The women may agree to pay $6,000 to $10,000 each to be smuggled into the United States. And they are often forced to pay off that debt by working as prostitutes for organized crime rings in major U.S. cities, investigators say.

The human trafficking along Eastern Washington's 175-mile international border has increased in the past year.

Since the terrorist attacks of September 11th, security has been substantially increased along the U.S. border in Western Washington, sending smugglers east.

"If you squeeze the balloon at one end, it's going to bulge at the other, and that's what we're seeing," Jim McDevitt, U.S. Attorney for Eastern Washington, told The Spokes-man-Review in a story published Thursday.

"It's a concern, a huge concern," said McDevitt, who has called border security one of the most significant law enforcement problems in Eastern Washington.

In the fiscal year that just ended, 88 South Korean nationals were caught illegally entering the United States in Eastern Washington. That is a tenfold increase from the previous 12 months.

Authorities are unable to estimate how many others eluded capture.

Just last week, 10 Korean women and two drivers were seized, reportedly heading for Los Angeles. They now face federal charges or expulsion.

The latest arrests bring to 100 the number of Koreans illegally trying to enter the United States in Eastern Washington in the past 15 months, the Border Patrol said.

In July, a sport utility vehicle with 11 people aboard wrecked as it sped away from Border Patrol agents near Oroville. A 38-year-old Korean woman was killed.

The Korean driver, Byong Suk Kim, 32, pleaded guilty last week in U.S. District Court in Spokane to alien smuggling.

Kim was sentenced last month in Okanogan County Superior Court to 22 months in prison after pleading guilty to vehicular homicide in the death of passenger Song Hui Yim.

Once in Canada, the Korean women make contacts to be smuggled into the United States through ads in Korean-language newspapers published in Vancouver, British Columbia, investigators say.

Others make smuggling arrangements through "tour groups" before leaving Korea.

A favorite area is near the community of Molson, northeast of Oroville in Okanogan County, close to the border.

On Dec. 2 and Dec. 4, Border Patrol agents saw footprints in the snow indicating several groups had crossed from Canada, court documents said.

On Dec. 7, agents returned and caught 10 Korean women after they walked across the border near Molson, court records said.

"They didn't have much more than the clothes on their backs," said Kevin C. Smith, supervisory special agent with the U.S. Immigration and Customs Enforcement.

Two men who allegedly had rented SUVs at Seattle-Tacoma International Airport and driven to Okanogan County to pick up the women also were arrested.

The men, Won Jung and Seung Hyun Cho, both Korean nationals, were indicted Tuesday by a grand jury on charges of conspiracy and transportation of illegal aliens, Assistant U.S. Attorney Pam Byerly said.

One of the women they picked up near Molson had been ordered removed from the United States in September, after she was convicted of prostitution in Philadelphia, Smith said.
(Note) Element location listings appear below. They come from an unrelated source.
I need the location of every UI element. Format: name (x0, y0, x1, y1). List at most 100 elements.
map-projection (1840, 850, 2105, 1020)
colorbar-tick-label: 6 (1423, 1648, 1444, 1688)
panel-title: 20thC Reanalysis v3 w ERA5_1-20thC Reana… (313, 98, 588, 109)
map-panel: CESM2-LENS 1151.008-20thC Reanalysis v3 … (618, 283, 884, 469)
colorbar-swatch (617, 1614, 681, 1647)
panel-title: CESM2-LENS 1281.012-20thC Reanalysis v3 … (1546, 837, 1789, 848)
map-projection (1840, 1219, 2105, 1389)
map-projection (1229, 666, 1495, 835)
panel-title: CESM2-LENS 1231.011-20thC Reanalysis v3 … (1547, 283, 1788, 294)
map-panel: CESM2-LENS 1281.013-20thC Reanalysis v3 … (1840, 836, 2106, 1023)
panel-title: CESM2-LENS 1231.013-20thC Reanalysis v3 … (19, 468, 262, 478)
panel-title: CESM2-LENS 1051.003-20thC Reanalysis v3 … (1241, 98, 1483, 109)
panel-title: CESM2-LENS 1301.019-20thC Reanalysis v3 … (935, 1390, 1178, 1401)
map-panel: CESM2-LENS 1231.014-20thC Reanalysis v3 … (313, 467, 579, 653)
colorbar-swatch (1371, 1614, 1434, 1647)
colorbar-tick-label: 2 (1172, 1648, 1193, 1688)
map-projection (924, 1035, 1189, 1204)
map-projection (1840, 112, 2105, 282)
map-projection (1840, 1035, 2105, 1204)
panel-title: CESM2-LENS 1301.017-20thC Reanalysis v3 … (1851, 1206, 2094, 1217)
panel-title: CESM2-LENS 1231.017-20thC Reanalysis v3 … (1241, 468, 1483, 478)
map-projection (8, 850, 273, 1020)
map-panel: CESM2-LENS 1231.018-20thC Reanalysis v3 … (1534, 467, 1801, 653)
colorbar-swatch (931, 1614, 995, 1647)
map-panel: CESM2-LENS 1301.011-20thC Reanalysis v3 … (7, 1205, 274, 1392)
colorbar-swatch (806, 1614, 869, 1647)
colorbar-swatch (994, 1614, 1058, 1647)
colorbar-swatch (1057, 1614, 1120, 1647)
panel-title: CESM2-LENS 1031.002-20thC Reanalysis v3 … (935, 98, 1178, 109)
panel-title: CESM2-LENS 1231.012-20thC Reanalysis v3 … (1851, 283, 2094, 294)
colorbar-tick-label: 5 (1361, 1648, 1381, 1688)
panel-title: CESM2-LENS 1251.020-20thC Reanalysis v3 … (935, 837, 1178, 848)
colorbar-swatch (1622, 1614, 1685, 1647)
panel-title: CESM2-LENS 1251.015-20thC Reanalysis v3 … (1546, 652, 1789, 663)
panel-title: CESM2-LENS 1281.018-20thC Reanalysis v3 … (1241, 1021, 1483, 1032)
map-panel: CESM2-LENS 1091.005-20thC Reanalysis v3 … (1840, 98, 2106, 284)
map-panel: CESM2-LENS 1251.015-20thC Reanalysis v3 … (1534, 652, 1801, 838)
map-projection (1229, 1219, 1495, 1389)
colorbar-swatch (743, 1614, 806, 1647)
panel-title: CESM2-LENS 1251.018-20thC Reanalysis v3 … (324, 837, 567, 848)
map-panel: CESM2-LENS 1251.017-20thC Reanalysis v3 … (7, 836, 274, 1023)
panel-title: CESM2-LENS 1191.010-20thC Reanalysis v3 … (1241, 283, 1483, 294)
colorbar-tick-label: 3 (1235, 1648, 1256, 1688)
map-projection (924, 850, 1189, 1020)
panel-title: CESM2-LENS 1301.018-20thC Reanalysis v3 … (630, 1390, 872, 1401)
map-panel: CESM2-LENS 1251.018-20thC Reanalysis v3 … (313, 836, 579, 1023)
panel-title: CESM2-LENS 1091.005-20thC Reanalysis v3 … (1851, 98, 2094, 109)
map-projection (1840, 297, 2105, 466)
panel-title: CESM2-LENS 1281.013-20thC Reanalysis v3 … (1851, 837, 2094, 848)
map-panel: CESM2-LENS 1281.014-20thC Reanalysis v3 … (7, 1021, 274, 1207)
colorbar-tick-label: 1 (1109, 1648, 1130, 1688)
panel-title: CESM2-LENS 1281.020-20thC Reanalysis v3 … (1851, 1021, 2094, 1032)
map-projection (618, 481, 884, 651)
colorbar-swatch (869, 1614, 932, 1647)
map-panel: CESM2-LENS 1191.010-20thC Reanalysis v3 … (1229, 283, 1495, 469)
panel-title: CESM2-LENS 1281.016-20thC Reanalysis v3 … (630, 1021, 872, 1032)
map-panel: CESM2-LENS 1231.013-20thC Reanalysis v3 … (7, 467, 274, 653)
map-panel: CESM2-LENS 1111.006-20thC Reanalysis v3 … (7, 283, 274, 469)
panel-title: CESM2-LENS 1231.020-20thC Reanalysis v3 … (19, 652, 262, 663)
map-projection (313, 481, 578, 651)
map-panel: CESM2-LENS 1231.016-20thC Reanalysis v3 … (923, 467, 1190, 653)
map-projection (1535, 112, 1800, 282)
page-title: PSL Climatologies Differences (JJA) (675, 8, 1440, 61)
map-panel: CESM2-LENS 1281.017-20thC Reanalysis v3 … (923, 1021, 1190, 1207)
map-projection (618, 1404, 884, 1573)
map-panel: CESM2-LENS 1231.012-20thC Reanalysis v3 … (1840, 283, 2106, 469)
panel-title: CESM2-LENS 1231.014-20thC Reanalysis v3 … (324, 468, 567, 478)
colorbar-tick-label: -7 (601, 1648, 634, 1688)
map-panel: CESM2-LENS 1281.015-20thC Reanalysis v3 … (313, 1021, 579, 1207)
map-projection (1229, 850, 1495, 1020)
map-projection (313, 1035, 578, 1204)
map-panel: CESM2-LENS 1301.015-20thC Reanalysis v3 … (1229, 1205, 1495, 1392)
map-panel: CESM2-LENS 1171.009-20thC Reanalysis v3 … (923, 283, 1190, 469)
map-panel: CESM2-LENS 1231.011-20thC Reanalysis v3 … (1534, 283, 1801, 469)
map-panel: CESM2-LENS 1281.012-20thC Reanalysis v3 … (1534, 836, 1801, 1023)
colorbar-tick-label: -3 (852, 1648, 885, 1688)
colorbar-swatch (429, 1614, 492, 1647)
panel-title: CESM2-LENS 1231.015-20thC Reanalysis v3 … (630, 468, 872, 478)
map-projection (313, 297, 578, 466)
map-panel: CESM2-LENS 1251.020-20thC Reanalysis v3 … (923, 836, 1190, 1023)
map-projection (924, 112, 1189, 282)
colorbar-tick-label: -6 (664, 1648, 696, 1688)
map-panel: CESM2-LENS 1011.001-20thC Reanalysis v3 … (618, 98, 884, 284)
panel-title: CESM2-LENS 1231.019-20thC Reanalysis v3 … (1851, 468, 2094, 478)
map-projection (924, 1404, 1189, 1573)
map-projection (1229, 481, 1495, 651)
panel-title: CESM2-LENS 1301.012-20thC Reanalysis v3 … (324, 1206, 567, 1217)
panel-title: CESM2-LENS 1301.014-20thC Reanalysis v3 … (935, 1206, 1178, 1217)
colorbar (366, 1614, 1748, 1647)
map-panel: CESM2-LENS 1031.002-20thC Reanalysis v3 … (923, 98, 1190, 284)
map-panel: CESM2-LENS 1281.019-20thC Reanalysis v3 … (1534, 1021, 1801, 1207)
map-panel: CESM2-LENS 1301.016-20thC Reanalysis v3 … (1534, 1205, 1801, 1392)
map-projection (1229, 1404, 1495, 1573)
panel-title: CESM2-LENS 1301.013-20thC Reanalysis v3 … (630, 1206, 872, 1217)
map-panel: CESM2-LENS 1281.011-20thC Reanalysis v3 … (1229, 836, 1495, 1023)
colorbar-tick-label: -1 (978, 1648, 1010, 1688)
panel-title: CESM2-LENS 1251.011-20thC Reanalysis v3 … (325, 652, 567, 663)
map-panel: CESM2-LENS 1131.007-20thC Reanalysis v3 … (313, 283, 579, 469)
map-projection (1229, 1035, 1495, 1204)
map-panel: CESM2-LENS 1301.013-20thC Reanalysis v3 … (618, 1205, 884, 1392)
She now faces formal deportation.

"The smugglers are taking advantage of Canada's immigration visa waiver program, which allows South Koreans to enter Canada with relative ease," Border Patrol spokes-man Paul Jones said.

So far, nothing is stemming the tide, although Jones said agents are doing everything they can.

The Border Patrol expects the Spokane area to continue to see "a marked increase in organized alien smuggling activity," he said.